Poco o nulla è stato fatto sulle riforme strutturali più importanti, dalla concorrenza alla riforma fiscale, per le quali si sono registrati arretramenti da parte del governo che da questo governo non ci saremmo aspettati. Così l’Italia sta sprecando forse l’ultima seria occasione per avvicinarsi ad essere una moderna economia sociale di mercato. Non migliora il mercato, perché si è molto timidi nell’ampliare la concorrenza. E peggiora il sociale, perché ci si rifiuta anche solo di considerare forme di imposizione capaci di attenuare le «inaccettabili» diseguaglianze sociali, che in realtà tutti — partiti e governo — accettano tranquillamente.
Quanto alla finanza pubblica, condivido la posizione del presidente Draghi e del ministro Franco: non più scostamenti di bilancio, dopo quelli ampi degli ultimi tempi. Spero che non cederanno alla pressione della loro maggioranza. Nelle scorse settimane, in Senato solo il sottoscritto, tra quanti sostengono questo governo, non ha votato a favore del Def e ha segnalato che esso prefigurava ulteriori scostamenti.
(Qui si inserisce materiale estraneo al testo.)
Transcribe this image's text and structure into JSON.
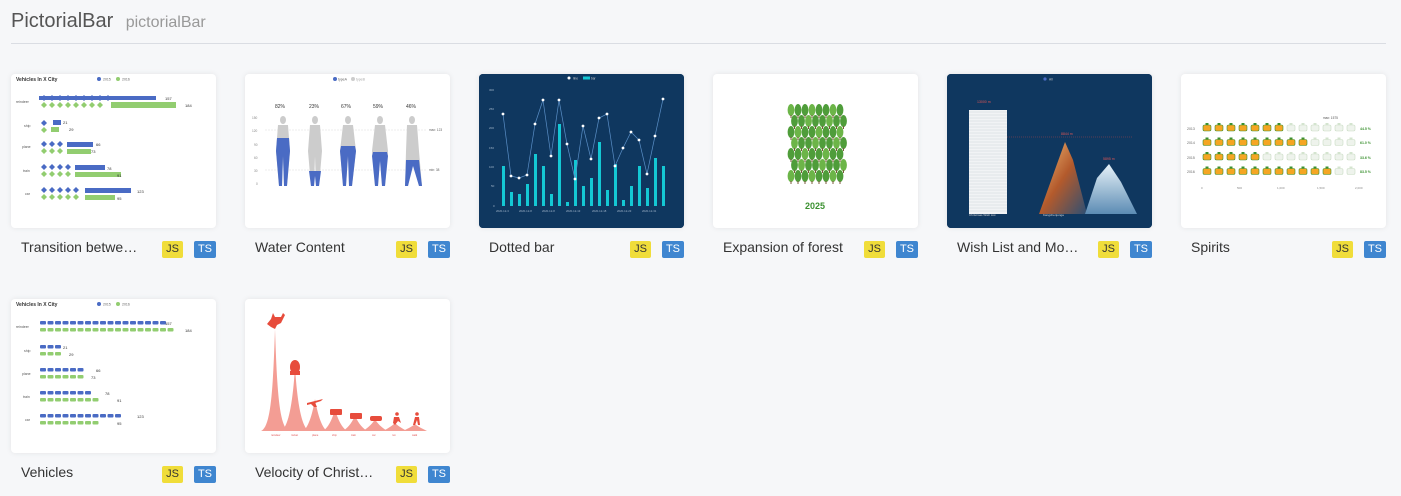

Se si scuciono sempre più le tasche di Pantalone — mi si passi l’immagine poco consona a queste colonne — mai i partiti si metteranno d’accordo su una riforma fiscale. Salvo che si tratti, un giorno, dell’abolizione del Fisco.
Di fronte allo stato non brillante della politica economica italiana Carlo Cottarelli (La Stampa, 12 maggio), la cui competenza e buon giudizio ho sempre ammirato, fa una proposta che invece non condivido per nulla: si vada alle elezioni. No, io penso che dovremmo tutti rispettare di più le istituzioni e ciascuno il suo ruolo. Non vorrei che l’Italia perdesse un altro anno dopo i mesi persi per le dispute sul Quirinale.
I partiti puntano i piedi? La stabilità politica è un valore in sé ed è consigliabile che un premier accresca la propria accondiscendenza per non metterla a rischio? È anche in questo modo che nei decenni la politica ha costruito un debito pubblico così elevato. No. Io confido che il presidente Draghi, consapevole della propria forza riconosciuta in Europa e nel mondo, la spenda tutta anche in Parlamento e con i partiti. So che non è piacevole rimboccarsi le maniche per quegli scontri, che possono anche comportare escoriazioni e perdite di consenso e di popolarità. Certo che è sgradevole. Ma sono certo che se Draghi e il governo dicessero più spesso di no ai partiti, appellandosi direttamente all’opinione pubblica, qualunque partito ci penserebbe due volte, prima di essere quello che ritira la fiducia e fa cadere questo governo.